Who was day one’s biggest winner? A case could be made for the Colts and the Redskins if their shiny new quarterbacks end up having Hall of Fame careers, but the team draft I wanted to switch places with the most was actually the draft by St. Louis. I’m sure that somewhere Adam Carolla is getting plastered right now for more than the usual reasons (he’s the only celebrity Rams fan I could think of off the top of my head). The Rams moved from the 2nd pick to just the 14th pick and added two future firsts and two more present year second rounders for doing so. Their punishment? Having to select Michael Brockers, who is arguably the best defensive tackle in the draft. The Rams now have three picks in the first half of round two, and this is a very good year to be picking in the early second round. I would much rather have those three early 2nd rounders than the #12 pick. The NFC West is already becoming a tough division and its future is looking tougher by the minute.
Who was day one’s biggest loser? Most people will probably say the Seahawks, but I have a feeling those remarks will just look entertaining in a couple years time. I’m going to go outside the box a bit and say that Cleveland was the biggest loser, in the sense that they did the least good with what they were given.

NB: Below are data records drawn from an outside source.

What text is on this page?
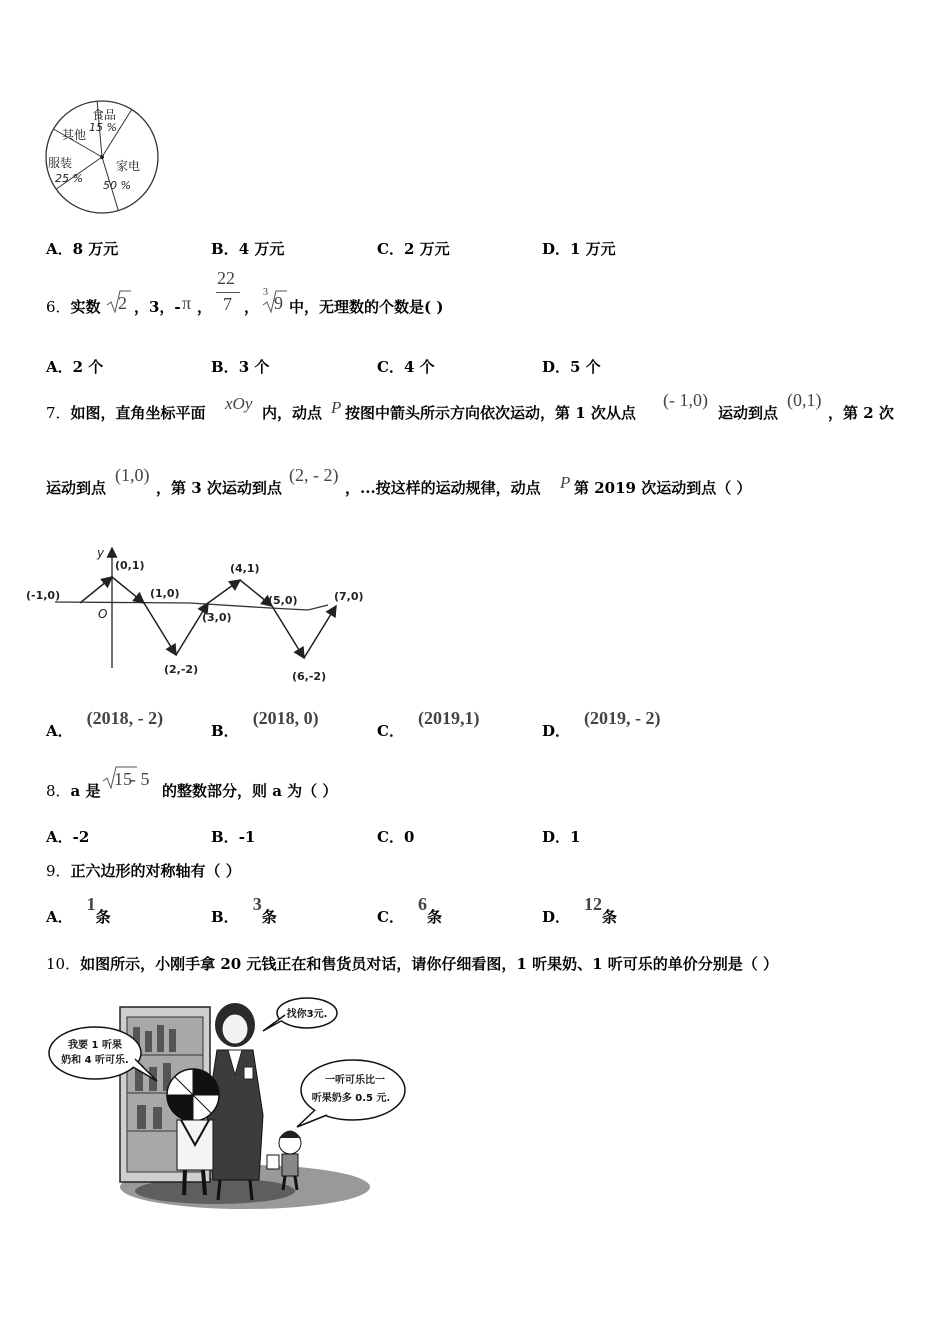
食品
15 %
其他
服装
25 %
家电
50 %
A．8 万元	B．4 万元	C．2 万元	D．1 万元
6．实数 2 ，3，- π ，
22
7 ，
3
9 中，无理数的个数是( )
A．2 个	B．3 个	C．4 个	D．5 个
7．如图，直角坐标平面 xOy 内，动点 P 按图中箭头所示方向依次运动，第 1 次从点
(- 1,0)
运动到点
(0,1)
，第 2 次
运动到点
(1,0)
，第 3 次运动到点
(2, - 2)
，...按这样的运动规律，动点 P 第 2019 次运动到点（ ）
(-1,0)
(0,1)
(1,0)
(2,-2)
(3,0)
(4,1)
(5,0)
(6,-2)
(7,0)
y
O
A．(2018, - 2)
B．(2018, 0)
C．(2019,1)
D．(2019, - 2)
8．a 是
15
- 5
的整数部分，则 a 为（ ）
A．-2	B．-1	C．0	D．1
9．正六边形的对称轴有（ ）
A．1条	B．3条	C．6条	D．12条
10．如图所示，小刚手拿 20 元钱正在和售货员对话，请你仔细看图，1 听果奶、1 听可乐的单价分别是（ ）
我要 1 听果
奶和 4 听可乐.
找你3元.
一听可乐比一
听果奶多 0.5 元.
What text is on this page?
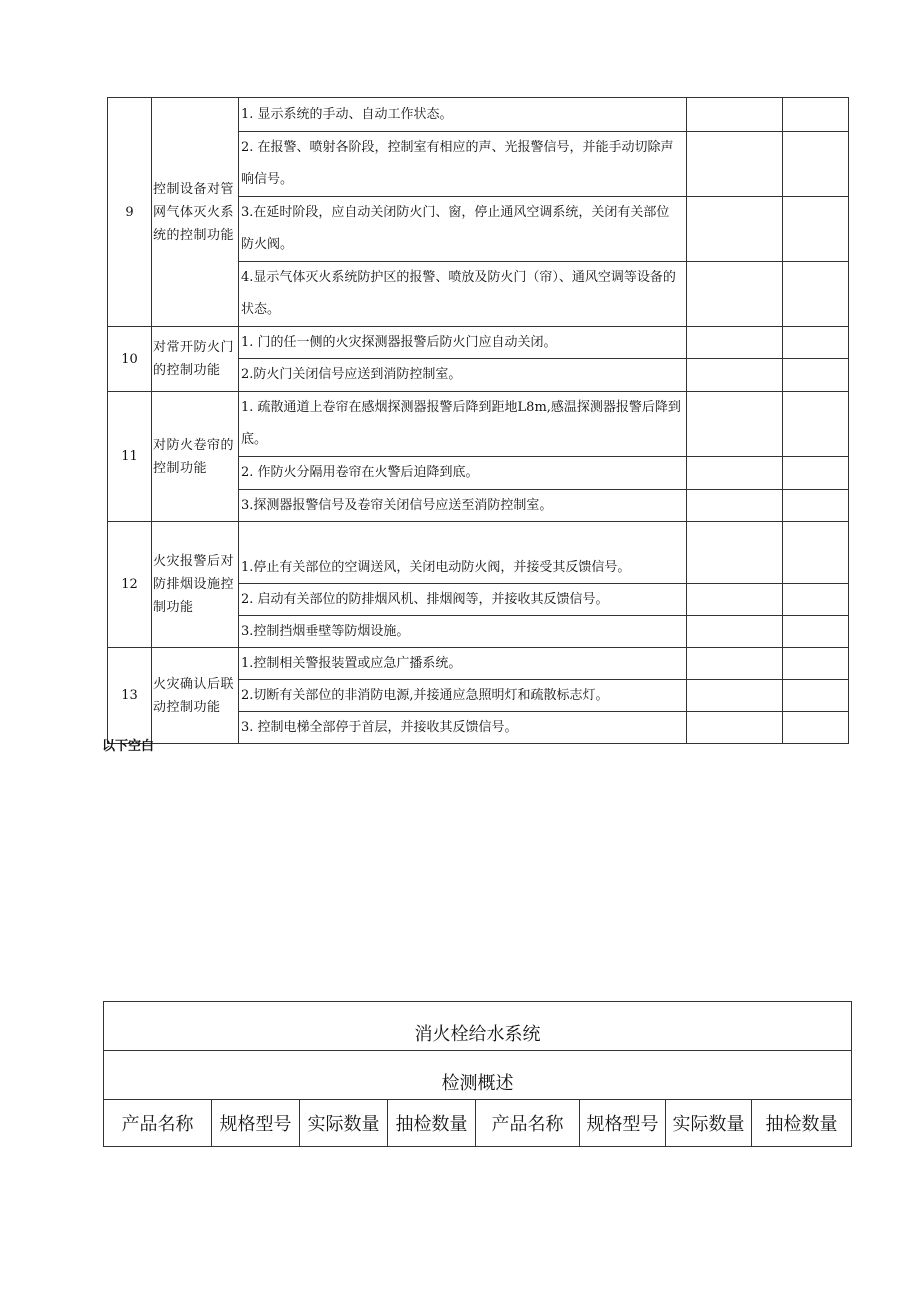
9	控制设备对管网气体灭火系统的控制功能	1. 显示系统的手动、自动工作状态。		
		2. 在报警、喷射各阶段，控制室有相应的声、光报警信号，并能手动切除声响信号。		
		3.在延时阶段，应自动关闭防火门、窗，停止通风空调系统，关闭有关部位防火阀。		
		4.显示气体灭火系统防护区的报警、喷放及防火门（帘）、通风空调等设备的状态。		
10	对常开防火门的控制功能	1. 门的任一侧的火灾探测器报警后防火门应自动关闭。		
		2.防火门关闭信号应送到消防控制室。		
11	对防火卷帘的控制功能	1. 疏散通道上卷帘在感烟探测器报警后降到距地L8m,感温探测器报警后降到底。		
		2. 作防火分隔用卷帘在火警后迫降到底。		
		3.探测器报警信号及卷帘关闭信号应送至消防控制室。		
12	火灾报警后对防排烟设施控制功能	1.停止有关部位的空调送风，关闭电动防火阀，并接受其反馈信号。		
		2. 启动有关部位的防排烟风机、排烟阀等，并接收其反馈信号。		
		3.控制挡烟垂壁等防烟设施。		
13	火灾确认后联动控制功能	1.控制相关警报装置或应急广播系统。		
		2.切断有关部位的非消防电源,并接通应急照明灯和疏散标志灯。		
		3. 控制电梯全部停于首层，并接收其反馈信号。		
以下空白
消火栓给水系统
检测概述
产品名称	规格型号	实际数量	抽检数量	产品名称	规格型号	实际数量	抽检数量
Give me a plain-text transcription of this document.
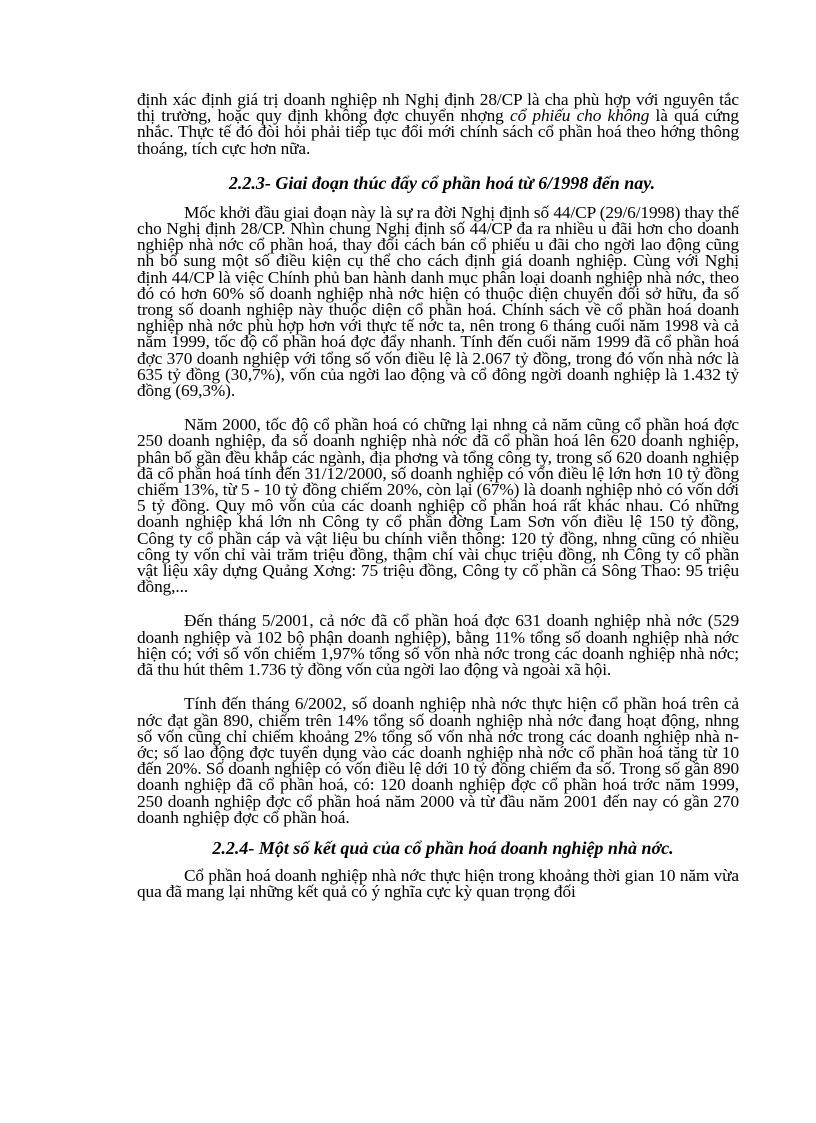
định xác định giá trị doanh nghiệp nh Nghị định 28/CP là cha phù hợp với nguyên tắc thị trường, hoặc quy định không đợc chuyển nhợng cổ phiếu cho không là quá cứng nhắc. Thực tế đó đòi hỏi phải tiếp tục đổi mới chính sách cổ phần hoá theo hớng thông thoáng, tích cực hơn nữa.

2.2.3- Giai đoạn thúc đẩy cổ phần hoá từ 6/1998 đến nay.

Mốc khởi đầu giai đoạn này là sự ra đời Nghị định số 44/CP (29/6/1998) thay thế cho Nghị định 28/CP. Nhìn chung Nghị định số 44/CP đa ra nhiều u đãi hơn cho doanh nghiệp nhà nớc cổ phần hoá, thay đổi cách bán cổ phiếu u đãi cho ngời lao động cũng nh bổ sung một số điều kiện cụ thể cho cách định giá doanh nghiệp. Cùng với Nghị định 44/CP là việc Chính phủ ban hành danh mục phân loại doanh nghiệp nhà nớc, theo đó có hơn 60% số doanh nghiệp nhà nớc hiện có thuộc diện chuyển đổi sở hữu, đa số trong số doanh nghiệp này thuộc diện cổ phần hoá. Chính sách về cổ phần hoá doanh nghiệp nhà nớc phù hợp hơn với thực tế nớc ta, nên trong 6 tháng cuối năm 1998 và cả năm 1999, tốc độ cổ phần hoá đợc đẩy nhanh. Tính đến cuối năm 1999 đã cổ phần hoá đợc 370 doanh nghiệp với tổng số vốn điều lệ là 2.067 tỷ đồng, trong đó vốn nhà nớc là 635 tỷ đồng (30,7%), vốn của ngời lao động và cổ đông ngời doanh nghiệp là 1.432 tỷ đồng (69,3%).

Năm 2000, tốc độ cổ phần hoá có chững lại nhng cả năm cũng cổ phần hoá đợc 250 doanh nghiệp, đa số doanh nghiệp nhà nớc đã cổ phần hoá lên 620 doanh nghiệp, phân bố gần đều khắp các ngành, địa phơng và tổng công ty, trong số 620 doanh nghiệp đã cổ phần hoá tính đến 31/12/2000, số doanh nghiệp có vốn điều lệ lớn hơn 10 tỷ đồng chiếm 13%, từ 5 - 10 tỷ đồng chiếm 20%, còn lại (67%) là doanh nghiệp nhỏ có vốn dới 5 tỷ đồng. Quy mô vốn của các doanh nghiệp cổ phần hoá rất khác nhau. Có những doanh nghiệp khá lớn nh Công ty cổ phần đờng Lam Sơn vốn điều lệ 150 tỷ đồng, Công ty cổ phần cáp và vật liệu bu chính viễn thông: 120 tỷ đồng, nhng cũng có nhiều công ty vốn chỉ vài trăm triệu đồng, thậm chí vài chục triệu đồng, nh Công ty cổ phần vật liệu xây dựng Quảng Xơng: 75 triệu đồng, Công ty cổ phần cá Sông Thao: 95 triệu đồng,...

Đến tháng 5/2001, cả nớc đã cổ phần hoá đợc 631 doanh nghiệp nhà nớc (529 doanh nghiệp và 102 bộ phận doanh nghiệp), bằng 11% tổng số doanh nghiệp nhà nớc hiện có; với số vốn chiếm 1,97% tổng số vốn nhà nớc trong các doanh nghiệp nhà nớc; đã thu hút thêm 1.736 tỷ đồng vốn của ngời lao động và ngoài xã hội.

Tính đến tháng 6/2002, số doanh nghiệp nhà nớc thực hiện cổ phần hoá trên cả nớc đạt gần 890, chiếm trên 14% tổng số doanh nghiệp nhà nớc đang hoạt động, nhng số vốn cũng chỉ chiếm khoảng 2% tổng số vốn nhà nớc trong các doanh nghiệp nhà nớc; số lao động đợc tuyển dụng vào các doanh nghiệp nhà nớc cổ phần hoá tăng từ 10 đến 20%. Số doanh nghiệp có vốn điều lệ dới 10 tỷ đồng chiếm đa số. Trong số gần 890 doanh nghiệp đã cổ phần hoá, có: 120 doanh nghiệp đợc cổ phần hoá trớc năm 1999, 250 doanh nghiệp đợc cổ phần hoá năm 2000 và từ đầu năm 2001 đến nay có gần 270 doanh nghiệp đợc cổ phần hoá.

2.2.4- Một số kết quả của cổ phần hoá doanh nghiệp nhà nớc.

Cổ phần hoá doanh nghiệp nhà nớc thực hiện trong khoảng thời gian 10 năm vừa qua đã mang lại những kết quả có ý nghĩa cực kỳ quan trọng đối
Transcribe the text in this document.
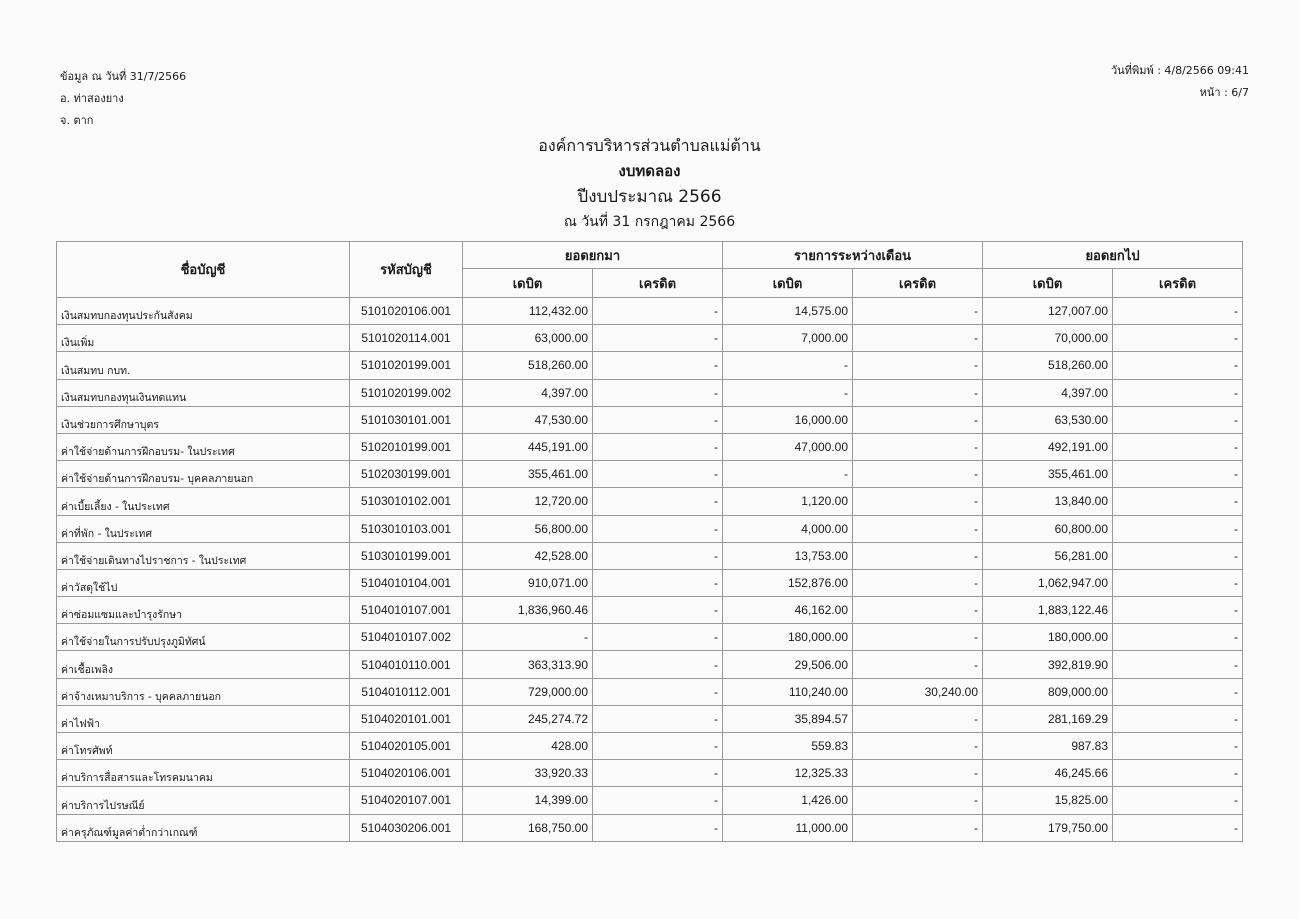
ข้อมูล ณ วันที่ 31/7/2566
อ. ท่าสองยาง
จ. ตาก
วันที่พิมพ์ : 4/8/2566 09:41
หน้า : 6/7
องค์การบริหารส่วนตำบลแม่ต้าน
งบทดลอง
ปีงบประมาณ 2566
ณ วันที่ 31 กรกฎาคม 2566
ชื่อบัญชี	รหัสบัญชี	ยอดยกมา		รายการระหว่างเดือน		ยอดยกไป	
		เดบิต	เครดิต	เดบิต	เครดิต	เดบิต	เครดิต
เงินสมทบกองทุนประกันสังคม	5101020106.001	112,432.00	-	14,575.00	-	127,007.00	-
เงินเพิ่ม	5101020114.001	63,000.00	-	7,000.00	-	70,000.00	-
เงินสมทบ กบท.	5101020199.001	518,260.00	-	-	-	518,260.00	-
เงินสมทบกองทุนเงินทดแทน	5101020199.002	4,397.00	-	-	-	4,397.00	-
เงินช่วยการศึกษาบุตร	5101030101.001	47,530.00	-	16,000.00	-	63,530.00	-
ค่าใช้จ่ายด้านการฝึกอบรม- ในประเทศ	5102010199.001	445,191.00	-	47,000.00	-	492,191.00	-
ค่าใช้จ่ายด้านการฝึกอบรม- บุคคลภายนอก	5102030199.001	355,461.00	-	-	-	355,461.00	-
ค่าเบี้ยเลี้ยง - ในประเทศ	5103010102.001	12,720.00	-	1,120.00	-	13,840.00	-
ค่าที่พัก - ในประเทศ	5103010103.001	56,800.00	-	4,000.00	-	60,800.00	-
ค่าใช้จ่ายเดินทางไปราชการ - ในประเทศ	5103010199.001	42,528.00	-	13,753.00	-	56,281.00	-
ค่าวัสดุใช้ไป	5104010104.001	910,071.00	-	152,876.00	-	1,062,947.00	-
ค่าซ่อมแซมและบำรุงรักษา	5104010107.001	1,836,960.46	-	46,162.00	-	1,883,122.46	-
ค่าใช้จ่ายในการปรับปรุงภูมิทัศน์	5104010107.002	-	-	180,000.00	-	180,000.00	-
ค่าเชื้อเพลิง	5104010110.001	363,313.90	-	29,506.00	-	392,819.90	-
ค่าจ้างเหมาบริการ - บุคคลภายนอก	5104010112.001	729,000.00	-	110,240.00	30,240.00	809,000.00	-
ค่าไฟฟ้า	5104020101.001	245,274.72	-	35,894.57	-	281,169.29	-
ค่าโทรศัพท์	5104020105.001	428.00	-	559.83	-	987.83	-
ค่าบริการสื่อสารและโทรคมนาคม	5104020106.001	33,920.33	-	12,325.33	-	46,245.66	-
ค่าบริการไปรษณีย์	5104020107.001	14,399.00	-	1,426.00	-	15,825.00	-
ค่าครุภัณฑ์มูลค่าต่ำกว่าเกณฑ์	5104030206.001	168,750.00	-	11,000.00	-	179,750.00	-
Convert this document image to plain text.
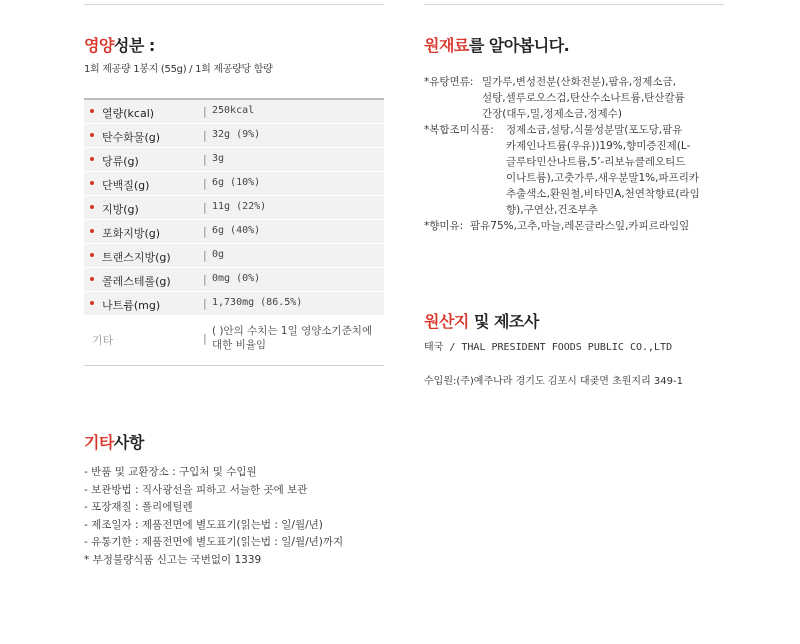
영양성분 :
1회 제공량 1봉지 (55g) / 1회 제공량당 함량
열량(kcal)	| 250kcal
탄수화물(g)	| 32g (9%)
당류(g)	| 3g
단백질(g)	| 6g (10%)
지방(g)	| 11g (22%)
포화지방(g)	| 6g (40%)
트랜스지방(g)	| 0g
콜레스테롤(g)	| 0mg (0%)
나트륨(mg)	| 1,730mg (86.5%)
기타	|
( )안의 수치는 1일 영양소기준치에 대한 비율임
원재료를 알아봅니다.
*유탕면류: 밀가루,변성전분(산화전분),팜유,정제소금,
설탕,셀루로오스검,탄산수소나트륨,탄산칼륨
간장(대두,밀,정제소금,정제수)
*복합조미식품:	정제소금,설탕,식물성분말(포도당,팜유
카제인나트륨(우유))19%,향미증진제(L-
글루타민산나트륨,5’-리보뉴클레오티드
이나트륨),고춧가루,새우분말1%,파프리카
추출색소,환원철,비타민A,천연착향료(라임
향),구연산,건조부추
*향미유: 팜유75%,고추,마늘,레몬글라스잎,카피르라임잎
원산지 및 제조사
태국 / THAL PRESIDENT FOODS PUBLIC CO.,LTD
수입원:(주)예주나라 경기도 김포시 대곶면 초원지리 349-1
기타사항
- 반품 및 교환장소 : 구입처 및 수입원
- 보관방법 : 직사광선을 피하고 서늘한 곳에 보관
- 포장재질 : 폴리에틸렌
- 제조일자 : 제품전면에 별도표기(읽는법 : 일/월/년)
- 유통기한 : 제품전면에 별도표기(읽는법 : 일/월/년)까지
* 부정불량식품 신고는 국번없이 1339
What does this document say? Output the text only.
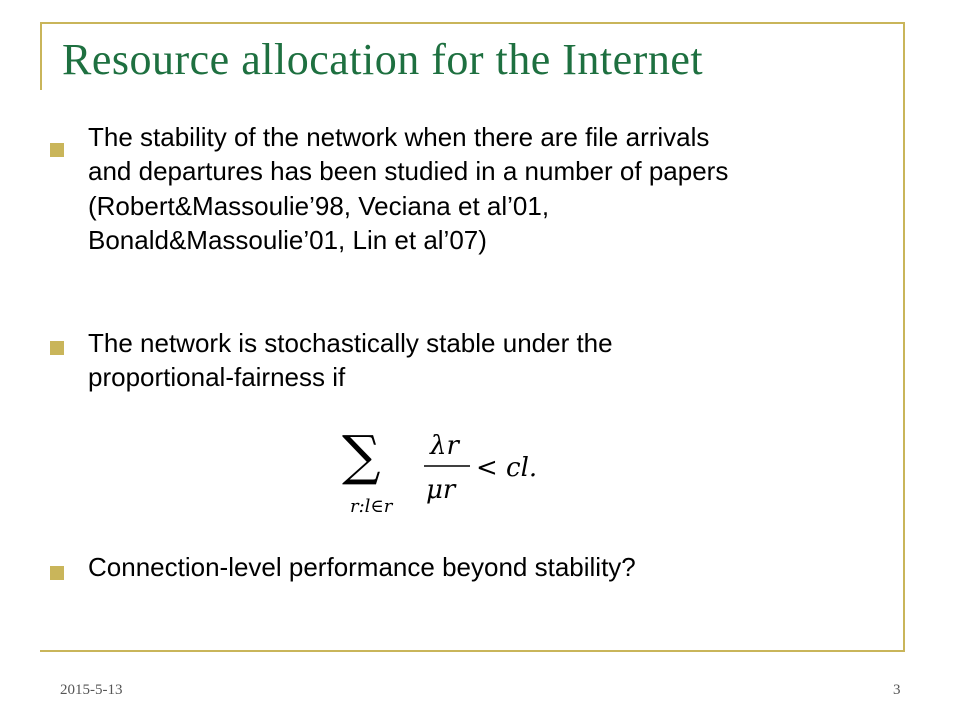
Resource allocation for the Internet
The stability of the network when there are file arrivals
and departures has been studied in a number of papers
(Robert&Massoulie’98, Veciana et al’01,
Bonald&Massoulie’01, Lin et al’07)
The network is stochastically stable under the
proportional-fairness if
∑
r:l∈r
λr
μr
< cl.
Connection-level performance beyond stability?
2015-5-13	3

First, they were losers because they lost out to the Redskins for RG3. That’s strike one.
Next, they sacrificed a very valuable 3rd round pick for a pointless trade up to secure Trent Richardson. Even if another team jumped up for Richardson at #3, which probably wouldn’t have happened, Cleveland was assured some pretty phenomenal offensive talents in Matt Kalil or Justin Blackmon either way. A 3rd round pick this year is going to be the rough equivalent of a 2nd round pick last year in terms of talent level, so watching them waste a 3rd rounder for no good reason was the draft equivalent of a rich guy caricature lighting his Cuban cigar with a hundred dollar bill. That’s strike two.
Finally, I gave Cleveland my vote for “best day one of the draft” last year when they swung the ridiculous Julio Jones deal, the prize of which was a 2012 first round pick. Seeing them waste that pick on a quarterback who will be 29 years old midway through his rookie season is not only strike three against them in the 2012 draft, but it makes me want to consider rescinding my imaginary draft trophy I gave them last year too.